= Frustration of purpose =

Defence in contract law

Frustration of purpose, in law, is a defense to enforcement of a contract. Frustration of purpose occurs when an unforeseen event undermines a party's principal purpose for entering into a contract such that the performance of the contract is radically different from performance of the contract that was originally contemplated by both parties, and both parties knew of the principal purpose at the time the contract was made. Despite frequently arising as a result of government action, any third party or even nature can frustrate a contracting party's primary purpose for entering into the contract. The concept is also called commercial frustration.

For example, suppose Joe gets a mortgage for a new home, and after three years, the home is destroyed, through no fault of Joe's. Without a hell or high water clause, Joe might be exempt from the remainder of the mortgage due to frustration of purpose, as the principal purpose of the contract, to have a home to live in, has been compromised. However, he might still have a foreclosure on his credit rating.

Frustration of purpose is often confused with the closely related doctrine of impossibility. The distinction is that impossibility concerns the duties specified in the contract, but frustration of purpose concerns the reason a party entered into the contract. For example, imagine that entrepreneur Emily leases space from landlord Larry so that she can open a restaurant that serves only Tibetan Speckled Lizard meat. If the city rezones the property to forbid commercial uses or if the property is destroyed by a tornado, both Larry and Emily are excused from performing the contract by impossibility.

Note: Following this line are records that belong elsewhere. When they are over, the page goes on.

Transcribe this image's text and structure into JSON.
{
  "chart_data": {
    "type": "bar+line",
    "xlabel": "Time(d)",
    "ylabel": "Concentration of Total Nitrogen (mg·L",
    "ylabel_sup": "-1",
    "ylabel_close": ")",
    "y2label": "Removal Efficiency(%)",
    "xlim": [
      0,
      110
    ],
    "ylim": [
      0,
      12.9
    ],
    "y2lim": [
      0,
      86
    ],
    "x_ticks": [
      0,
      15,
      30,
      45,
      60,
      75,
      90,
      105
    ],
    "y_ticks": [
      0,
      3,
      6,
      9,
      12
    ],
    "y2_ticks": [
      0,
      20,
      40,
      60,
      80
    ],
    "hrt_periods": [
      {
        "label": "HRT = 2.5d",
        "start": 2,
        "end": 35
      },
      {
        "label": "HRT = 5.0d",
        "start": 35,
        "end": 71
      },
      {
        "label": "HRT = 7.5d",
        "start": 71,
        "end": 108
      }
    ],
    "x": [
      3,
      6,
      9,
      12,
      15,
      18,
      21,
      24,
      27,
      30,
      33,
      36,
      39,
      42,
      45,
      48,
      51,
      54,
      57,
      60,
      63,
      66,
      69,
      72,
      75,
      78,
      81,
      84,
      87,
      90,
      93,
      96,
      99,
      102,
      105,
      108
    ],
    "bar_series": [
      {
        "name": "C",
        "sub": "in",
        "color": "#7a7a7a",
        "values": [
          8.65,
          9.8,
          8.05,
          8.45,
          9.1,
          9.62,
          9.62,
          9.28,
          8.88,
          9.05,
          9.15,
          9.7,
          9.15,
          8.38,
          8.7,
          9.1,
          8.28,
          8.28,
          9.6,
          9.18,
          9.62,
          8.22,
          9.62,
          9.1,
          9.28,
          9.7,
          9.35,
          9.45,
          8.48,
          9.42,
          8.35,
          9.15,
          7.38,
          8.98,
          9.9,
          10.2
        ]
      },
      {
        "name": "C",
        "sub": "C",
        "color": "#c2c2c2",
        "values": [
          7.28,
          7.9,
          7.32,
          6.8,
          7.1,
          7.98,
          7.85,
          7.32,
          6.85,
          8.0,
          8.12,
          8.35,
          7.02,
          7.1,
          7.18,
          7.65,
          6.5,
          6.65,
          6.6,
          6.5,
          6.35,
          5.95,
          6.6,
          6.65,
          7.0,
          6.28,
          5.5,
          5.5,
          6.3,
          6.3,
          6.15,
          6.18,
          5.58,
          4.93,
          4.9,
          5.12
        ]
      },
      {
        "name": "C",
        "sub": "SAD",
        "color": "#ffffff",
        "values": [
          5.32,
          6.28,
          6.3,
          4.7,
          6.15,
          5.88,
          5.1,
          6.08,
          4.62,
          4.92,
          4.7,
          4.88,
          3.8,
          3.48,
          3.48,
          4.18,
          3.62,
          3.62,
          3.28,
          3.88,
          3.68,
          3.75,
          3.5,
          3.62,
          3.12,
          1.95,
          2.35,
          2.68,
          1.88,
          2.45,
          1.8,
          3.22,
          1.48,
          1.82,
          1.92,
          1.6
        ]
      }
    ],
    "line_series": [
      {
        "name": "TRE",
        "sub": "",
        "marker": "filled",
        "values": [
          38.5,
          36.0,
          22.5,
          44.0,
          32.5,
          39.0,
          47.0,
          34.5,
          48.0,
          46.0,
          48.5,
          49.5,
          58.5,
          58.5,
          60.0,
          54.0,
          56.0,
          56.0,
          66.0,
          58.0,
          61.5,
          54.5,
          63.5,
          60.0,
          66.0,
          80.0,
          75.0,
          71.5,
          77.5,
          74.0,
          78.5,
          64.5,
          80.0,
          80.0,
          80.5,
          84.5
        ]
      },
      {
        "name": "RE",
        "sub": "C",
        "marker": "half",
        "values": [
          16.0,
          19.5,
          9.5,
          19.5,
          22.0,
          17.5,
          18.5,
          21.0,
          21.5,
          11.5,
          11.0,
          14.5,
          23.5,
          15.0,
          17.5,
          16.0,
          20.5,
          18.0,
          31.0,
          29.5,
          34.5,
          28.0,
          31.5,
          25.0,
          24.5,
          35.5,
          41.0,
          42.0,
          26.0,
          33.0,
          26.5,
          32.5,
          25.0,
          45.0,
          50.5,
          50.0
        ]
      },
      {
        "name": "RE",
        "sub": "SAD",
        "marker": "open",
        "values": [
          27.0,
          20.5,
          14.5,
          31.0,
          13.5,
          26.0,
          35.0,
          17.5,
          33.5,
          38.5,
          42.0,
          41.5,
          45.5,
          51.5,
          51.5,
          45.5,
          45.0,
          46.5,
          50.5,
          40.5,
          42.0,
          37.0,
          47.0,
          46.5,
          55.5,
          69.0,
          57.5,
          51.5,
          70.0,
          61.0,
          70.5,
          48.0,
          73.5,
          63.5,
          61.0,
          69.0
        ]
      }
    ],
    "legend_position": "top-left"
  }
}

However, if the Tibetan Speckled Lizard suddenly goes extinct, or if a law is passed banning its commercial exploitation, Emily may be excused from performing the contract because Larry knew her primary purpose for entering into the lease was to serve Tibetan Speckled Lizard, and the purpose has been frustrated. In the second scenario, the parties could still carry out their obligations under the lease, but one of them no longer has a reason to.

In United States jurisprudence, the Restatement (Second) of Contracts, Section 265, defines frustration of purpose:

Where, after a contract is made, a party's principal purpose is substantially frustrated without his fault by the occurrence of an event the non-occurrence of which was a basic assumption on which the contract was made, his remaining duties to render performance are discharged, unless the language or circumstances [of the contract] indicate the contrary.

A circumstance is not deemed to be a "basic assumption on which the contract is made" unless the change in circumstances could not have been reasonably foreseen at the time the contract was made. As a result, it is rarely invoked successfully. Successful invocations usually come in waves during times of substantial tumult, such as after the passage of Prohibition, when bars and taverns no longer had a reason for their leases, or during major wars, when demand for many consumer goods and services drops far below what is normal.

If the defense is successfully invoked, the contract is terminated, and the parties are left as they are at the time of the litigation.

==In English law==

The English case of Taylor v Caldwell established the doctrine of frustration, alleviating the potential harshness of "sanctity of contract". Here, two parties contracted on the hire of a music hall, for the performance of concerts. Subsequent to contract, but prior to the dates of hire, the music hall burned down. Since the contract was impossible to perform, Judge Blackburn held that the absolute liability set forth in Paradine v Jane would not apply here, as there was an implied term that the music hall would be in existence at the date of the planned concerts.

The requirement of "impossibility" in Taylor v Caldwell was modified in the 1903 case of Krell v Henry, which concerned a party who had rented a room for the purpose of watching the coronation procession of Edward VII. The king fell ill and the coronation was indefinitely postponed. The hirer refused to pay for the room, so the owner sued for breach of contract; and the hirer then countersued for the return of his £25 deposit. The court determined that the cancellation of the coronation was unforeseeable by the parties, and discharged the contract, leaving the parties as they were: the hirer lost his one-third deposit, and the owner lost the rest of the rent. The court reasoned that the doctrine of "impossibility" could not be applied in this case because it was technically possible for the hirer to take possession of the flat and sit on the balcony. However, the owner knew the only reason the hirer would want to rent the flat was to watch the procession; had the hirer actually gone to the flat and sat on the balcony, he would have seen nothing of interest. Thus, the purpose of the contract had been frustrated by an outside event (the King's illness and consequent cancellation of the parade), justifying termination (but not rescission) of the contract.

==In Australian law==
Codelfa Construction Pty Ltd v State Rail Authority of NSW is a pre-eminent case in Australian law of frustration of a contract, applying a tripartite test, namely, an obligation under the contract is incapable of being performed, without fault of either of the parties (e.g., the parties didn't cause the frustrating event to occur), because the circumstances have rendered performance to be radically different.

Frustration will not be recognised if:
- The event was provided for within the contract.
- The event should have been reasonably foreseeable.
- The event was caused by one of the parties to the contract.